Paul, un homme ordinaire, partage sa vie entre son entreprise de construction navale, sa femme Elise, et leur fille Mia. Lors d’une sortie en mer, Paul se retrouve confronté à un étrange phénomène météorologique inexpliqué. Dès lors, Paul rétrécit inexorablement, sans que la science ne puisse lui expliquer pourquoi ni lui être d’aucun secours. Quand, par accident, il se retrouve prisonnier dans sa propre cave, et alors qu’il ne mesure plus que quelques centimètres, il va devoir se battre pour survivre dans cet environnement banal devenu périlleux.

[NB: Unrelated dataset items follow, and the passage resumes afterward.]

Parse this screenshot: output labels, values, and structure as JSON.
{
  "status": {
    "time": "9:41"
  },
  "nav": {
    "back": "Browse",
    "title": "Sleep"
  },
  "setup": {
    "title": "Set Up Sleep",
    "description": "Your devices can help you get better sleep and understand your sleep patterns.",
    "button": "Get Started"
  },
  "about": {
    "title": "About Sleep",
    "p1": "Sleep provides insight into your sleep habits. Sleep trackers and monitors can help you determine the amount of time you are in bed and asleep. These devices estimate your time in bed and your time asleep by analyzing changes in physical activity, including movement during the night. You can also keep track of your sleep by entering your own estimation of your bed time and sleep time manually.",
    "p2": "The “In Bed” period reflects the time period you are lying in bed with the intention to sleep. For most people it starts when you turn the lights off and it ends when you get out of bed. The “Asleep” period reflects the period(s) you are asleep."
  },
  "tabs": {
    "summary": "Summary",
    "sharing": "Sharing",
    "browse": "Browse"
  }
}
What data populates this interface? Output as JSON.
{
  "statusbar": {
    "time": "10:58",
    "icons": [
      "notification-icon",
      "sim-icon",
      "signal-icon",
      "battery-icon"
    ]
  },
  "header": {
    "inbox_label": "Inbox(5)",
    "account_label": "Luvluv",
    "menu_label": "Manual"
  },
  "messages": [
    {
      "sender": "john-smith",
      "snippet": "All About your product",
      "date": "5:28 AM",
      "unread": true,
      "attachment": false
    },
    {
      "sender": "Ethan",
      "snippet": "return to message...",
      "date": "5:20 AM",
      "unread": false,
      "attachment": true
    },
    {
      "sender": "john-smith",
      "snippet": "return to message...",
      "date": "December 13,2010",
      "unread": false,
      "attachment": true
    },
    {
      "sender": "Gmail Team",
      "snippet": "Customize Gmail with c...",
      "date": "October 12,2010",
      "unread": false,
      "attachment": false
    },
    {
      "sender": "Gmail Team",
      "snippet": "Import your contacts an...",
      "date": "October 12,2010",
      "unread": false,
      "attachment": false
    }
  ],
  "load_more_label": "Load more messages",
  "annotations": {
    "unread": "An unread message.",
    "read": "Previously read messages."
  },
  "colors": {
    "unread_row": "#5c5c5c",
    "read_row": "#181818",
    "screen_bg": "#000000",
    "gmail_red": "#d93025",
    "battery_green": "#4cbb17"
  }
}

Jan Kounen reprend le roman culte de Richard Matherson – déjà porté à l’écran en 1957 par Jack Arnold – et le réinterprète dans une tonalité contemporaine mêlant fantastique, film d’aventure et fable existentielle. Kounen, connu pour son goût du spectaculaire sensoriel et des plongées psychédéliques (Dobermann, 99 francs), choisit ici un registre où l’étrangeté se manifeste par l’altération d’échelle, une contrainte formelle qui devient motif thématique.
Une forme irréprochable
Le jeu sur les proportions avec des angles très bas, des inserts de textures à l’instar du bois du parquet, les fibres d’un tapis, des gros plans sur des objets du quotidien transfigurés en obstacles constitue le cœur visuel du film. Le réalisateur et son chef opérateur Christophe Nuyens utilisent des focales qui exagèrent la profondeur, provoquent une sensation de vertige et soulignent la petitesse du protagoniste brillamment interprété par Jean Dujardin. Le travail des décors beaucoup plus imposant et des maquettes – complétés par des effets spéciaux numériques – mise sur les rapports d’échelle inversés dans le but d’accentuer la différence de taille. Le montage serré qui compresse le temps, maintient la tension dramatique.
Le design sonore amplifie l’incongruité; un simple courant d’air devient tempête, le frottement d’un tissu se transforme en rugissement. Ce parti pris donne au spectateur l’immersion corporelle que Jan Kounen recherche. Les silences sont aussi employés pour instaurer une solitude oppressante.
Une voix off contrariante
La voix off semble être utilisée comme une voix intérieure, celle du personnage à la manière d’un journal intime ou d’un récit subjectif. Un problème réside ici dans le fait qu’elle restitue au spectateur non seulement les actions, mais également ce que ressent Paul, ses pensées, ses peurs, ses doutes. Ce procédé parasite le récit et suppose que le film ne pouvait rien raconter sans cette voix du début à la fin. Alors que le jeu d’acteur de Jean Dujardin représente entièrement les sentiments du personnage accompagné par une musique d’une sensibilité rare d’Alexandre Desplat.
L’Homme qui rétrécit de Jan Kounen demeure une réussite formelle et émotionnelle qui renouvelle une fable science-fictionnelle familière en la transformant en une expérience sensitive et morale. Le réalisateur fait de la réduction d’échelle un prisme pour interroger la dignité humaine, la vulnérabilité et les enjeux contemporain de la masculinité. Pour qui accepte de se laisser réduire et donc de regarder de plus près, le film offre une mise en scène exigeante et souvent touchante.